There are a few aspects that help explain honor killings.
First, moral transgressions often trigger feelings of disgust and anger. Whenever you read a story about an honor killing, you probably feel in a similar way: disgusted that anyone could do something like this, and/or angry that (supposedly) nothing's done about it. People committing honor killings probably feel the same way. It's just that the narrative about "correct" moral behavior is different to yours. Also, it looks as if many humans intuitively consider violence to have a "cleaning" effect. See Fiske and Rai (2014). One can make amends by punishing oneself, for instance.
Second, one doesn't deal with immoral people. They are subjects of gossip, and ostracism. See e.g. Wissner (2005) or Böhm (1999). This is probably the main force to ensure moral behavior among humans. When we were still hunter-gatherers, there was no law, no penal code. In extreme cases – when transgressors are considered beyond redemption, for instance –, violence against immoral people is considered necessary. So, you either remove yourself from perpetrators, or you remove the perpetrators from your own group.
Third, families are units with the male (and/or adults) being responsible for the acts of family members in the relevant countries. Generally, sex can trigger intuitive feelings of disgust unless it's the "right" kind of sex. See, for instance, de Jong, van Overveld, and Borg (2013). It's a small step to consider certain acts of women, especially daughters, immoral. See eg. Vandello & Cohen (2003) for examples. Since families are thought analogous to organisms, immoral acts taint not just the perpetrator, but the family as a whole.
Fourth, honor is something one can lose, so it needs to be protected. This is called an honor culture, and it also exists in certain parts of the West. See Nisbett and Cohen (1996). The Southern U.S. is often used as an example. Typically, one find honor cultures in rural areas, presumably because it's hard to enforce the law in such areas. Migration (from rural to urban areas, and from developing to developed countries) brings people (and thus honor killings) into urban and Western areas.

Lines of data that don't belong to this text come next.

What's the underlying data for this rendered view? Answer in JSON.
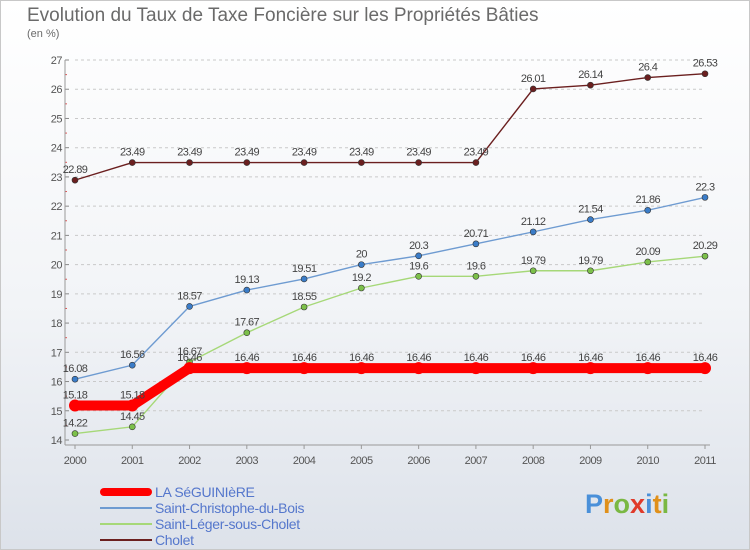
{
  "title": "Evolution du Taux de Taxe Foncière sur les Propriétés Bâties",
  "unit_label": "(en %)",
  "brand": {
    "letters": [
      {
        "ch": "P",
        "color": "#4a90d9"
      },
      {
        "ch": "r",
        "color": "#e0901a"
      },
      {
        "ch": "o",
        "color": "#7ab843"
      },
      {
        "ch": "x",
        "color": "#e03a2a"
      },
      {
        "ch": "i",
        "color": "#4a90d9"
      },
      {
        "ch": "t",
        "color": "#e0901a"
      },
      {
        "ch": "i",
        "color": "#7ab843"
      }
    ]
  },
  "chart_data": {
    "type": "line",
    "title": "Evolution du Taux de Taxe Foncière sur les Propriétés Bâties",
    "ylabel": "(en %)",
    "xlabel": "",
    "x": [
      "2000",
      "2001",
      "2002",
      "2003",
      "2004",
      "2005",
      "2006",
      "2007",
      "2008",
      "2009",
      "2010",
      "2011"
    ],
    "ylim": [
      14,
      27
    ],
    "yticks": [
      "14",
      "15",
      "16",
      "17",
      "18",
      "19",
      "20",
      "21",
      "22",
      "23",
      "24",
      "25",
      "26",
      "27"
    ],
    "grid": "horizontal dashed",
    "legend_position": "bottom-left",
    "series": [
      {
        "name": "Cholet",
        "color": "#6b1f1f",
        "values": [
          22.89,
          23.49,
          23.49,
          23.49,
          23.49,
          23.49,
          23.49,
          23.49,
          26.01,
          26.14,
          26.4,
          26.53
        ],
        "labels": [
          "22.89",
          "23.49",
          "23.49",
          "23.49",
          "23.49",
          "23.49",
          "23.49",
          "23.49",
          "26.01",
          "26.14",
          "26.4",
          "26.53"
        ]
      },
      {
        "name": "Saint-Christophe-du-Bois",
        "color": "#6e9bd1",
        "marker": "#3a7cc8",
        "values": [
          16.08,
          16.56,
          18.57,
          19.13,
          19.51,
          20,
          20.3,
          20.71,
          21.12,
          21.54,
          21.86,
          22.3
        ],
        "labels": [
          "16.08",
          "16.56",
          "18.57",
          "19.13",
          "19.51",
          "20",
          "20.3",
          "20.71",
          "21.12",
          "21.54",
          "21.86",
          "22.3"
        ]
      },
      {
        "name": "Saint-Léger-sous-Cholet",
        "color": "#a6d878",
        "marker": "#7cc04a",
        "values": [
          14.22,
          14.45,
          16.67,
          17.67,
          18.55,
          19.2,
          19.6,
          19.6,
          19.79,
          19.79,
          20.09,
          20.29
        ],
        "labels": [
          "14.22",
          "14.45",
          "16.67",
          "17.67",
          "18.55",
          "19.2",
          "19.6",
          "19.6",
          "19.79",
          "19.79",
          "20.09",
          "20.29"
        ]
      },
      {
        "name": "LA SéGUINIèRE",
        "color": "#ff0000",
        "values": [
          15.18,
          15.18,
          16.46,
          16.46,
          16.46,
          16.46,
          16.46,
          16.46,
          16.46,
          16.46,
          16.46,
          16.46
        ],
        "labels": [
          "15.18",
          "15.18",
          "16.46",
          "16.46",
          "16.46",
          "16.46",
          "16.46",
          "16.46",
          "16.46",
          "16.46",
          "16.46",
          "16.46"
        ]
      }
    ],
    "legend": [
      {
        "name": "LA SéGUINIèRE",
        "color": "#ff0000",
        "thick": true
      },
      {
        "name": "Saint-Christophe-du-Bois",
        "color": "#6e9bd1",
        "thick": false
      },
      {
        "name": "Saint-Léger-sous-Cholet",
        "color": "#a6d878",
        "thick": false
      },
      {
        "name": "Cholet",
        "color": "#6b1f1f",
        "thick": false
      }
    ]
  }
}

In other words, there is a certain kind of rationality behind honor killings. Even if nobody in these cultures would actually endorse honor killings privately, everybody still believes that everyone else endorses such measures. In other words, such a pluralistic ignorance (see Prentice and Miller, 1993), alone might establish norms like these. That's because actors in such situations (falsely) believe they know what happens if they don't kill to repair their honor.
However, when one grows up in cultures like these, one is likely to internalize these moral norms, and then genuinely think that, say, a daughter meeting with a man privately without being married to him is indeed morally wrong. You may feel disgusted, and angry about the transgression of that daughter (and possibly disgusted about the father, mother or brother who doesn't kill her for her transgression).

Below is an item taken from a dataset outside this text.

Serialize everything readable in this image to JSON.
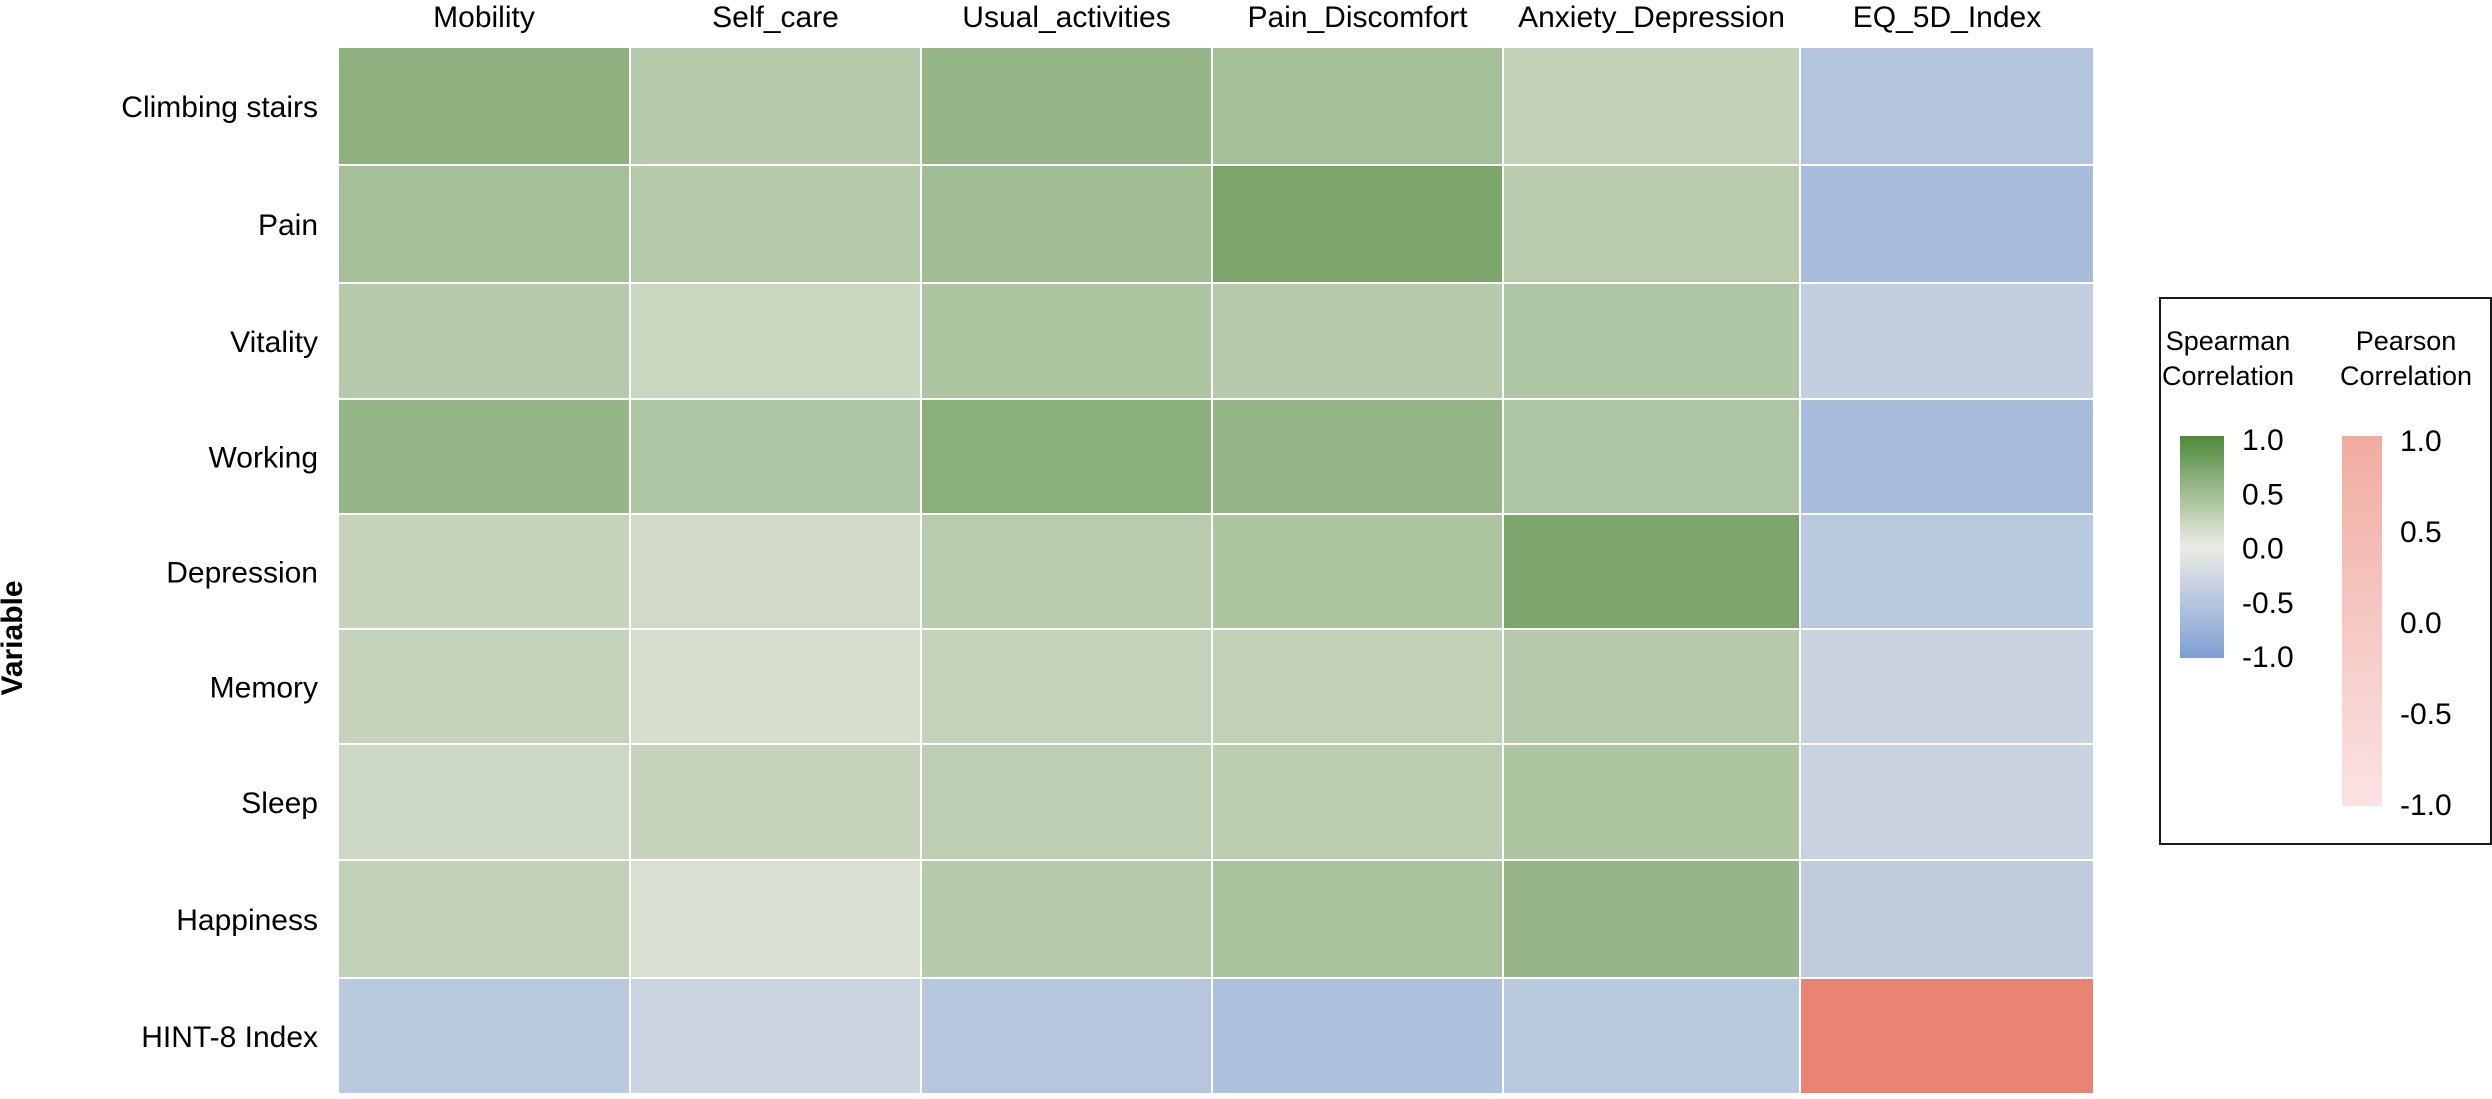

In such situations, there are probably real percussion of not acting. See Özaktürk (2012) for interviews with honor killers (German only). It may be hard to understand, but there is a certain morality within such a context: The supposedly immoral acts of daughters do affect other family members in a negative way. Others would stop dealing with them. A daughter's brother, for instance, might loose the opportunity to a good marriage, for instance. As economists would put it: there are negative externalities, comparable to second-hand smoking, or environmental pollution.
Böhm, C. (1999) Hierarchy in the forest: the evolution of egalitarian behavior. Harvard University Press, Cambridge.
de Jong, Peter J., Mark van Overveld, and Charmaine Borg (2013): "Giving In to Arousal or Staying Stuck in Disgust? Disgust-Based Mechanisms in Sex and Sexual Dysfunction", The Journal of Sex Research, Vol. 50, Iss. 3-4
Fiske, A.P., & Rai, T.S. (2014) Virtuous Violence: Hurting and Killing to Create, Sustain, End, and Honor Social Relationships, Cambridge University Press
Nisbett, Richard E. and Dov Cohen (1996): "Culture of Honor: The Psychology of Violence in the South." Colorado: Westview Press, Inc.
Özaktürk (2012) Ehrenmorde in der Türkei, Pera-Blätter 22, Orient Institut Istambul.
Prentice, Deborah A. and Miller, Dale T. (1993): "Pluralistic Ignorance and Alcohol Use on Campus: Some Consequences of Misperceiving the Social Norm", Journal of Personality and Social Psychology (American Psychological Association) 64 (2): 243–256, doi:10.1037/0022-35184.108.40.206
Vandello & Cohen (2003) Male honor and female fidelity: Implicit cultural scripts that perpetuate domestic violence, Journal of Psychology and Social Psychology, Vol. 84 (5): 997-1010.
Wiessner, P. (2005) Norm enforcement among the Ju/’hoansi Bushmen: a case of strong reciprocity? Human Nature, Vol. 16(2):115–145.